The problem is, the respective appropriate legal processes differ considerably from country to country. While many countries require that a judge authorise access to personal information, some countries, such as the United Kingdom, allow police to authorize requests and sign orders, eliminating any judicial scrutiny of who gets access to your personal information. US legal processes stipulate that police must only obtain a subpoena, rather than a judge-issued warrant, to access users' email addresses and IP logs; Twitter's statistics reveal that 60% of the requests they received from US authorities in the second half of 2012 were accompanied by a subpoena. In countries where judicial independence is an afterthought or where corruption is rife, the appropriate legal process might be little more than a rubber stamp for the whims of a police force. Raids on reformist newspapers and arrests of journalists in Iran over the weekend – no more than thinly-veiled acts of intimidation designed to silence media criticism – were authorized by a judicial search warrant.
Although internet companies reject a great many requests because they do not meet the applicable criteria (only 1% of Russia’s 97 requests made to Google between July and December 2012 were accepted; only 5% of Japan's requests to Twitter in the same time period were accepted) they cannot be expected to judge the legitimacy of every request, particularly when such requests are often cast as urgent and essential to the prevention of a crime. Moreover, Google applies their approval process voluntarily; in the absence of any global regulatory regime on access requests, we must confirm that other internet companies are rigorous when deciding whether to hand over over your personal information to police.

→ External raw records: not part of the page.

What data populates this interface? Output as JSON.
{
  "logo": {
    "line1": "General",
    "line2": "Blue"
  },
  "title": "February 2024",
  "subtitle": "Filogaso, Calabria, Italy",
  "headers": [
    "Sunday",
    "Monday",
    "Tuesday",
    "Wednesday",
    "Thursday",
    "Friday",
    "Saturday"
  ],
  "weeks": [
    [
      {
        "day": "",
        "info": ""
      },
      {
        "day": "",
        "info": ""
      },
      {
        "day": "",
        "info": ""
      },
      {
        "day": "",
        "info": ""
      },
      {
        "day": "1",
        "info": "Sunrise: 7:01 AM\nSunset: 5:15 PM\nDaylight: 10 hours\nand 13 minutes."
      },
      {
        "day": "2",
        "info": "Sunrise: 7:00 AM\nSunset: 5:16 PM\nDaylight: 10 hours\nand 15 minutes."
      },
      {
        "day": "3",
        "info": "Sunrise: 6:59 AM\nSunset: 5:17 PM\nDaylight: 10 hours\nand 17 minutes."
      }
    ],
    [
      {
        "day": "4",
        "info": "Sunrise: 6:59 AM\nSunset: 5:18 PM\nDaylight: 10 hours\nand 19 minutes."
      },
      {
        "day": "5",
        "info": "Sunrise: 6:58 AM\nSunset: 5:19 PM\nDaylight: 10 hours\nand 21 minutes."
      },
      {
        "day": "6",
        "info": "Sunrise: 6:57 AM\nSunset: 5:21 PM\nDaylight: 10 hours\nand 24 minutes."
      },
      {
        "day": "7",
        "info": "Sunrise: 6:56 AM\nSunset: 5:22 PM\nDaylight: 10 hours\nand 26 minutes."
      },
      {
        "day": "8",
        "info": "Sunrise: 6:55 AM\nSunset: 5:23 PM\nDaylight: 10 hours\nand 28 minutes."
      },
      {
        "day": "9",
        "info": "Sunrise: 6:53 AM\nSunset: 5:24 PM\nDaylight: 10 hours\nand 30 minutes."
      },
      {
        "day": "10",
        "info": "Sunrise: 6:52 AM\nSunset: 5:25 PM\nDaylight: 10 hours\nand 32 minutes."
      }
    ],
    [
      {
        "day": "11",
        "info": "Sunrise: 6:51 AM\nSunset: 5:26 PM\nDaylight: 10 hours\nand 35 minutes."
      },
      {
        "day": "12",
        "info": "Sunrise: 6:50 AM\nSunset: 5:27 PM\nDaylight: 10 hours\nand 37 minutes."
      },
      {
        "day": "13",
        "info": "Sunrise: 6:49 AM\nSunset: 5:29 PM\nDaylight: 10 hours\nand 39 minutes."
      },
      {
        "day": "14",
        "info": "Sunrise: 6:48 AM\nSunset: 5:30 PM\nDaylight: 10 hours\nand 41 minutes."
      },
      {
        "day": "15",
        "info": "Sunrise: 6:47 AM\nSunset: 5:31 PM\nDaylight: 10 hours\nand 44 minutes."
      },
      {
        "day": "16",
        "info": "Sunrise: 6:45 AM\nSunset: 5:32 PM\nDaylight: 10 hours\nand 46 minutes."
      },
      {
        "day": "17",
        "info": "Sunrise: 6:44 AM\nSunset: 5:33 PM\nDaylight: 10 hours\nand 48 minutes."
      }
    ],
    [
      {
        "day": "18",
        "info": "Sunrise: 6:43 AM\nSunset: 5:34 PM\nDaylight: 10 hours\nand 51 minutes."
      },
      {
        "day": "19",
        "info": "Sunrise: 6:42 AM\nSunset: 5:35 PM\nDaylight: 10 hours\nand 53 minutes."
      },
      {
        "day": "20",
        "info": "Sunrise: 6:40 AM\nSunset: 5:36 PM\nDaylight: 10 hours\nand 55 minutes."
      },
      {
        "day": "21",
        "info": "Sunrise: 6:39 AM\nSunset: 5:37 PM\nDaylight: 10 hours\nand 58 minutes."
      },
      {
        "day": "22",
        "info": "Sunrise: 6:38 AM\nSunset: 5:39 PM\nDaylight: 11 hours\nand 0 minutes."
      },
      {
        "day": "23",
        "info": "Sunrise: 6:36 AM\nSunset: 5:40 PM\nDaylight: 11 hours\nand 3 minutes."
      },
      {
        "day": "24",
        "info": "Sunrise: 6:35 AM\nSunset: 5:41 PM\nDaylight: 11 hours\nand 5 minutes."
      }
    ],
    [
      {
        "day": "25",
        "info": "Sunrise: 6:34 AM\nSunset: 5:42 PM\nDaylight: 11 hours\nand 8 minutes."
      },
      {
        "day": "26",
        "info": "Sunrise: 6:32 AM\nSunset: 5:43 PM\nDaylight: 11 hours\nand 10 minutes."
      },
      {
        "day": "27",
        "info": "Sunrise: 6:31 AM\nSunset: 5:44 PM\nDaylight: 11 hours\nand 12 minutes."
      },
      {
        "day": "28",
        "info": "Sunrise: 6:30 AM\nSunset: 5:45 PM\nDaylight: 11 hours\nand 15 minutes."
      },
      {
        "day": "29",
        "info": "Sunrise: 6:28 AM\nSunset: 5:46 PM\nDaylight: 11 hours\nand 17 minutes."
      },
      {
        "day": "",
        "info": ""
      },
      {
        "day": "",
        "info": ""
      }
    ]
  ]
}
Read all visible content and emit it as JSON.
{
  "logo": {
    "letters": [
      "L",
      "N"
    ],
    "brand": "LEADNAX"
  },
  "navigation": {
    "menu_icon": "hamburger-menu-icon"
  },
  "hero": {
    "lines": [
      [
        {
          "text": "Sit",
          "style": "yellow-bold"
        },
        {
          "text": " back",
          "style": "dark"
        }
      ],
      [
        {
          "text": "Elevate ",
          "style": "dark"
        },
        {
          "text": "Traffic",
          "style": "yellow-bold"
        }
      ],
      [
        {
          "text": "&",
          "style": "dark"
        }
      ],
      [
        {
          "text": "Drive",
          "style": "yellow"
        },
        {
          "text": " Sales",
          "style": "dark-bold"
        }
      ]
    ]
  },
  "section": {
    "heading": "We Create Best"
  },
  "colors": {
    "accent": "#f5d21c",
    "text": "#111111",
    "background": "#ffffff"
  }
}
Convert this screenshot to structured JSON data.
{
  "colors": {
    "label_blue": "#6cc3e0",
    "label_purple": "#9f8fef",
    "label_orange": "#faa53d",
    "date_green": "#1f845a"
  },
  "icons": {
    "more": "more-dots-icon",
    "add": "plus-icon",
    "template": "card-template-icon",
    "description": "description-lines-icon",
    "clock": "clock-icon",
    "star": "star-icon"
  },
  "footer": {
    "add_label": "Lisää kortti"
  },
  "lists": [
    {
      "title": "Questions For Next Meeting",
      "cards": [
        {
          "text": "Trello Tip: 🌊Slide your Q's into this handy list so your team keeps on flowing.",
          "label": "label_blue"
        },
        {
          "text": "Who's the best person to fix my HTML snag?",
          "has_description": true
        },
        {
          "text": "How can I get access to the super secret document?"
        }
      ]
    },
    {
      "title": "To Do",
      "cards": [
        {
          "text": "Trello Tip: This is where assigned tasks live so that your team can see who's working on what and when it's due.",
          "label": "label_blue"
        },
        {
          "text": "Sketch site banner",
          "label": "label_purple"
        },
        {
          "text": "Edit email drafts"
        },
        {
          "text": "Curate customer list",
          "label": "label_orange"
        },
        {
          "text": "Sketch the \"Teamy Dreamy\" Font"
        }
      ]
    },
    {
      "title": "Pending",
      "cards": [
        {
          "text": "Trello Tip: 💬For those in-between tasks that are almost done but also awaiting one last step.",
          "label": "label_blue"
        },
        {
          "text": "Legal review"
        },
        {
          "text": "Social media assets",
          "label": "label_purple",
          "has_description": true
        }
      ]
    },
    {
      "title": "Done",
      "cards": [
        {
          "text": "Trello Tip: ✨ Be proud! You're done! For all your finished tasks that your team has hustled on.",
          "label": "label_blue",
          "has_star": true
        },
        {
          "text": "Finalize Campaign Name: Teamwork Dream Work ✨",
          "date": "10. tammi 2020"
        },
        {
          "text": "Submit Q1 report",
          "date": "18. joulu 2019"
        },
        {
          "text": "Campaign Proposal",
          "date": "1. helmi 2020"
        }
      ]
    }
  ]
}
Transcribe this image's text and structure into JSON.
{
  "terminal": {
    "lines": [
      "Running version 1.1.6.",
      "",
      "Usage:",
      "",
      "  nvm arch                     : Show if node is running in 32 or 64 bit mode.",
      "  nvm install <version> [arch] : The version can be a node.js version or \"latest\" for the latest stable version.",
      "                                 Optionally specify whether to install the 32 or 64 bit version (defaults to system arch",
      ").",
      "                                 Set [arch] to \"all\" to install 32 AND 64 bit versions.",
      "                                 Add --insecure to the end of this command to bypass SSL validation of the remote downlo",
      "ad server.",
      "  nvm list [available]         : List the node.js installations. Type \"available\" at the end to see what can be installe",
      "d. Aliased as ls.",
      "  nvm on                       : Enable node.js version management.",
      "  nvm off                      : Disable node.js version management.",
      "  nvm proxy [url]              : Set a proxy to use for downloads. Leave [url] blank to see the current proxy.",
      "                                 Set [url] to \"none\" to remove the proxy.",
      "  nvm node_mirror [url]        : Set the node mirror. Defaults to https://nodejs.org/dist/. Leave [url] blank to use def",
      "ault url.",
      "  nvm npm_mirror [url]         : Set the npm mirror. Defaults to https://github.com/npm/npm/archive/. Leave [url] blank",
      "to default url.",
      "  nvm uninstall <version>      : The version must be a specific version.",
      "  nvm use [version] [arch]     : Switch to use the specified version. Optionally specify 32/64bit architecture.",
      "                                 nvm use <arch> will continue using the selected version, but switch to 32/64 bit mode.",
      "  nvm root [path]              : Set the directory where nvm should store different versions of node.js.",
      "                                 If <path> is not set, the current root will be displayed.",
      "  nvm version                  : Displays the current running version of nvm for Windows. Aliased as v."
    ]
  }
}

Privacy International is determined to convince governments to change their legal processes to ensure that protecting the individual’s right to privacy is prioritised when it comes to accessing personal data. Which is whywe’re working with other NGOs to draft a set of International Principles on Surveillance and Human Rights that set out what international human rights obligations demand of governments when they are thinking about accessing an individual’s personal information. Human rights require governments to weigh the sensitivity of the information they want against the reason they want it, and to access peoples’ information and read their emails only in the most serious and exceptional circumstances. Only where human rights are at the heart of any legal process regulating access to information can individuals be assured that their personal information is safe from prying eyes, including those of their governments.